The RCMP runs the Drug Recognition Expert (DRE) program for all police officers in Canada and has trained 833 DREs across Canada. The Mounties have trained these specialized front-line officers and have 25 certification events planned this year, followed by an additional 25 to come.

Still early days for saliva test

Although the Department of Justice approved the use of the Drager DrugTest 5000, a handheld device that tests saliva for THC, the main psychoactive ingredient in cannabis, not everyone is convinced of its reliability.

Several cities across Canada, including Ottawa, have decided against using the device due to the questions being raised about the machine's accuracy, especially in cold weather. Some RCMP detachments have bought saliva testing units, but others are waiting until the device is proven reliable and its findings are tested in court.

An investigation by The Fifth Estate at the beginning of the year highlighted problems with the DRE program being used in Canada as well as in the United States.  

Recent studies show that, although drug recognition experts are effective in being able to tell the category of drug someone may have consumed, they fall short in reliably confirming impairment.

Daley agrees that the test is subjective and does open doors to the possibility that sometimes the police can get it wrong, however he believes it contributes to keeping roads safe.  

"I do not believe that any police officer starts off their shift by saying 'I want to make somebody's life difficult today.' We are human beings, we are faced with a particular situation, we rely on our training and our experience in order to hopefully do the right thing."
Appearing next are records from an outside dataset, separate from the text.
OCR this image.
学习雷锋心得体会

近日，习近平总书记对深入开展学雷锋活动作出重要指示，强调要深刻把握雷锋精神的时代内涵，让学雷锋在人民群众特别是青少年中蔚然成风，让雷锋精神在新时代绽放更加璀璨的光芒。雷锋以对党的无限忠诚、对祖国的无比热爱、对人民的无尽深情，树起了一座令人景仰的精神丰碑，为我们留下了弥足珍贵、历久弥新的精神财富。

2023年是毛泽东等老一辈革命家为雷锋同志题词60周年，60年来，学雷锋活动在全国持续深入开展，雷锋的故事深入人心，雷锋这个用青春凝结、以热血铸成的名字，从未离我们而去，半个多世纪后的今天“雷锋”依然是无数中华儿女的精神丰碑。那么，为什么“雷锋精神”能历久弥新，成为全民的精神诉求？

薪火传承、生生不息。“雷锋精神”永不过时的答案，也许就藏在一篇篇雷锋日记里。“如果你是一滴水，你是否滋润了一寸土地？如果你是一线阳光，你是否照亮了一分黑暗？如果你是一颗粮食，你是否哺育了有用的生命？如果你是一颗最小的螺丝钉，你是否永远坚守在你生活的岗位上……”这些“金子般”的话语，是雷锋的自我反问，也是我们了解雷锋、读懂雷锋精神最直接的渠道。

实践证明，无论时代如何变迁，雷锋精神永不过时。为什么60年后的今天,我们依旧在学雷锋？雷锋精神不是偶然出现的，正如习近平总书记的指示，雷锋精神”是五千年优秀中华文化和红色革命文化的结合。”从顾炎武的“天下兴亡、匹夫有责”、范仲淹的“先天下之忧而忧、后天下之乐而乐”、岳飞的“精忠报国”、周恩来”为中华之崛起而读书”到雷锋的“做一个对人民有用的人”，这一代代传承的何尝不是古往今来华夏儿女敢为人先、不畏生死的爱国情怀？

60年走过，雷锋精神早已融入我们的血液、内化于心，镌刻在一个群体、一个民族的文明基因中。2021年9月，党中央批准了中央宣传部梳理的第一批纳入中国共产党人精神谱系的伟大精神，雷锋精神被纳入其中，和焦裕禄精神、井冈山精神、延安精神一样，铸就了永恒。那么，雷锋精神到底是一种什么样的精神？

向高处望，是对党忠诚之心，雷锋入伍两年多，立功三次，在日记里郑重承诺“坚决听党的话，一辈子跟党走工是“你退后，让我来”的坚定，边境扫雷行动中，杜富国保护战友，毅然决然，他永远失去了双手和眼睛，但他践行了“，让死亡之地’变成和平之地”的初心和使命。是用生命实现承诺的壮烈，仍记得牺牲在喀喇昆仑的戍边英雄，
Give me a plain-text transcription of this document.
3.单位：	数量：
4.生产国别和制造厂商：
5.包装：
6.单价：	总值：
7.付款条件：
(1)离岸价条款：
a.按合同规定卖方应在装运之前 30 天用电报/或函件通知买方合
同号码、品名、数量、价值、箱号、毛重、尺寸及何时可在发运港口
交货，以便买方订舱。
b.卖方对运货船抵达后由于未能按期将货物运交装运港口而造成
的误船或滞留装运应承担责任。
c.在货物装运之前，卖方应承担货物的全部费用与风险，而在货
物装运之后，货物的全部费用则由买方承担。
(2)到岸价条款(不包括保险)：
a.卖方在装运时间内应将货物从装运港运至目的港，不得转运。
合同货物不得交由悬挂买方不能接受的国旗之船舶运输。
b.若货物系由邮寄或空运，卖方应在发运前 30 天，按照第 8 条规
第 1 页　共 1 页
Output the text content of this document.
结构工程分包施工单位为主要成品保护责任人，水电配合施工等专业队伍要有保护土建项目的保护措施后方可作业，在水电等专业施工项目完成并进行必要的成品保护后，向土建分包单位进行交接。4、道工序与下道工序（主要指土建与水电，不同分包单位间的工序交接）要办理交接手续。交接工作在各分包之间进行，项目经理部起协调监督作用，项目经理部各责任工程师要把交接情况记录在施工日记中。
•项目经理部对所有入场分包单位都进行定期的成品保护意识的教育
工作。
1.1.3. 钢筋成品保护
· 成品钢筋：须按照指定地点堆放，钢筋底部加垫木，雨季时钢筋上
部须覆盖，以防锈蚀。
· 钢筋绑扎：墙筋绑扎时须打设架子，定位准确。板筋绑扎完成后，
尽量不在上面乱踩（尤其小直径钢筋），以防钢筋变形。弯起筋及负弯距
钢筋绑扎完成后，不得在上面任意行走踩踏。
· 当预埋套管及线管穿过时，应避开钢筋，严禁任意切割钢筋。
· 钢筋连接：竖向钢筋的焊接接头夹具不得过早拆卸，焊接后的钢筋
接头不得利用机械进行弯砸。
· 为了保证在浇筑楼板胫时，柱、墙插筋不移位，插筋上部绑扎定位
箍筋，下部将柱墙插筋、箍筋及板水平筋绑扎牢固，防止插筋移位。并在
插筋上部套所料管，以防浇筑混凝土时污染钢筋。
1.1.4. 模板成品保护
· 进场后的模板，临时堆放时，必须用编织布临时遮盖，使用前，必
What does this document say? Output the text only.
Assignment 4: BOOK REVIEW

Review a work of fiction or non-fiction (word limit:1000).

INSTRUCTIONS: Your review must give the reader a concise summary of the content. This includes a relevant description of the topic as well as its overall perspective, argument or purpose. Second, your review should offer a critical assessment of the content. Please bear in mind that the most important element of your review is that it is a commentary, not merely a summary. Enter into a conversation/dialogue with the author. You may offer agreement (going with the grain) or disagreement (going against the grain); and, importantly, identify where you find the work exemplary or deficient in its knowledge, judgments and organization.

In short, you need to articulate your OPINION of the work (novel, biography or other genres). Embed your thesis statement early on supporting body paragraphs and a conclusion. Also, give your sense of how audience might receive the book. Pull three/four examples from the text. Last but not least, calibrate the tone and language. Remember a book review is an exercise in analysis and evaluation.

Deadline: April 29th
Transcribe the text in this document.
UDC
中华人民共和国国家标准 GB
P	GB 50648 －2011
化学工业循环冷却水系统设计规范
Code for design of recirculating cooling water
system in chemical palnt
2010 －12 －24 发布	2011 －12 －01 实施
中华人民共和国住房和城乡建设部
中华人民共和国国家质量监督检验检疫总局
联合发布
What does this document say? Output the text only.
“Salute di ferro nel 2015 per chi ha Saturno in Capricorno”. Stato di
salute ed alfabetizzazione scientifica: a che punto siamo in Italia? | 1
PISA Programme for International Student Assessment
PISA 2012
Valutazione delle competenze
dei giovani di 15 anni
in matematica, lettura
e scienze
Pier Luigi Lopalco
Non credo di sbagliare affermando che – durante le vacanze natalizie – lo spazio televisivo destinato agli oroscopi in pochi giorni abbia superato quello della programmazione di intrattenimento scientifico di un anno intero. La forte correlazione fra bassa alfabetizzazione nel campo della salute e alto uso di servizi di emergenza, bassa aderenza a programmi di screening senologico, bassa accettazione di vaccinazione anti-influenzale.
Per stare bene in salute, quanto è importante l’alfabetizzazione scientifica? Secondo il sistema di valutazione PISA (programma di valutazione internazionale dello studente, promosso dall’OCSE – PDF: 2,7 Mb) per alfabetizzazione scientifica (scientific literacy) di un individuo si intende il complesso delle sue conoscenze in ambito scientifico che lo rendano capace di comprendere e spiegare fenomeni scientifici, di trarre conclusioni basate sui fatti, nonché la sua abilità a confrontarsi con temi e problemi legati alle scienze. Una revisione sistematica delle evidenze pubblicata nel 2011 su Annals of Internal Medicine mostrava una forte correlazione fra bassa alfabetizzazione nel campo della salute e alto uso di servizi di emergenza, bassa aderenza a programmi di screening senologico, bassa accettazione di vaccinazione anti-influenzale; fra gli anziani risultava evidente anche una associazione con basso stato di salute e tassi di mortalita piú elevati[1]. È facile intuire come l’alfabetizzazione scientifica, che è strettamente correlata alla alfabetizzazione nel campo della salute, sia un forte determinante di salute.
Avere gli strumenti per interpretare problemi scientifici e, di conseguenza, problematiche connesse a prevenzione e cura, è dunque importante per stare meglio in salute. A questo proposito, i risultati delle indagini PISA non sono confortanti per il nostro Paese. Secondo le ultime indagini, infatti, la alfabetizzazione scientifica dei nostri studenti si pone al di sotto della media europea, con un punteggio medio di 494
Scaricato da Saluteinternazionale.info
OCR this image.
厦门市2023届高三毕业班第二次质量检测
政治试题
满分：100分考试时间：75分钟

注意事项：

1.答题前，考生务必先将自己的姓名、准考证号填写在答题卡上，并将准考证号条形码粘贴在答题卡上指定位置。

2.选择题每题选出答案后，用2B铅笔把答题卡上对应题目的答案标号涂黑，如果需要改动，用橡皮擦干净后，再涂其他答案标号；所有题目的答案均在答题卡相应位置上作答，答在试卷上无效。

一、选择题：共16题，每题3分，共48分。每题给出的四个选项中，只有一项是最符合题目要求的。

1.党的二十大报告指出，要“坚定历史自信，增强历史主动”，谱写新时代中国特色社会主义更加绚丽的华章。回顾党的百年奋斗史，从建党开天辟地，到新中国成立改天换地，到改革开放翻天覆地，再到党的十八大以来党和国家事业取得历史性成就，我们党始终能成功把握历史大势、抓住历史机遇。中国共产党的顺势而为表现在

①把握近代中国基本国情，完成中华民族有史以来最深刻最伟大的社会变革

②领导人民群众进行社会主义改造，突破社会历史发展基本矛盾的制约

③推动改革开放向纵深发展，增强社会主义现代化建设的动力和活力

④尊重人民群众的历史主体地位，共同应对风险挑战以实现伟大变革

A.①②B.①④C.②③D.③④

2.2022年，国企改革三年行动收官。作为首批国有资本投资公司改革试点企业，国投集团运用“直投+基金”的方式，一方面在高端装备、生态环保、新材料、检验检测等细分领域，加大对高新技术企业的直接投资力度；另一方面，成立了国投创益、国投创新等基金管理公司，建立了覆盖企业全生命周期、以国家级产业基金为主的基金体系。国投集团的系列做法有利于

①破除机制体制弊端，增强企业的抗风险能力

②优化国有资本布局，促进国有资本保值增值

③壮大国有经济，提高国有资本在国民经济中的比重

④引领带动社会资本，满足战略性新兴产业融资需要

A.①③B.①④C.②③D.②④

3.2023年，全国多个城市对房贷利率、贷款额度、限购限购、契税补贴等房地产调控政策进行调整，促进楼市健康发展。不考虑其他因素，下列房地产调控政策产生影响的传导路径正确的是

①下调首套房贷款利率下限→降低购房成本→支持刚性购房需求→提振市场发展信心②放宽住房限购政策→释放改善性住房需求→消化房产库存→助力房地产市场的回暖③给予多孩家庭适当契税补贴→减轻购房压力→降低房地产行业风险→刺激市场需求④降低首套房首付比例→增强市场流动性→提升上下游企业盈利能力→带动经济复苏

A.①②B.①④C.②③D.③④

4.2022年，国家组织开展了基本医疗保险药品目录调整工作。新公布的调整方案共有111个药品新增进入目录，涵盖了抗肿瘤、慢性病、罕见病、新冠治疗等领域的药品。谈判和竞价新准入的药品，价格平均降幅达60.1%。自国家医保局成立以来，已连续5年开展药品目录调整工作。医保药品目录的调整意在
Stronger message needed for youth

In February last year the Supreme Court of Canada upheld DREs to assist the court in providing opinion towards the ability to drive a motor vehicle impaired.  The case involved a cannabis-impaired driver who was acquitted in a lower court because of doubt over such expert testimony.

An Ottawa police stops a driver to check for signs of impairment. (Matthew Kupfer/CBC)

In a statement to The Fifth Estate, Minister of Border Security and Organized Crime Reduction Bill Blair said he is confident these new measure will save lives.

"Our government is making the necessary investments and supporting law enforcement with measures including a very successful 'Don't Drive High' public awareness campaign," Blair said in the statement.

However, Daley is concerned that the awareness campaign may not be working. "It doesn't appear youth are getting the message of driving while high," he said.

A Statistics Canada survey this summer found youth and young adults aged 15 to 24 were twice as likely as older Canadians to have ridden in a car driven by a potentially impaired driver,

"We have to concentrate on messages with respect to cannabis and driving much like 30 years ago we increased the education around alcohol-impaired driving."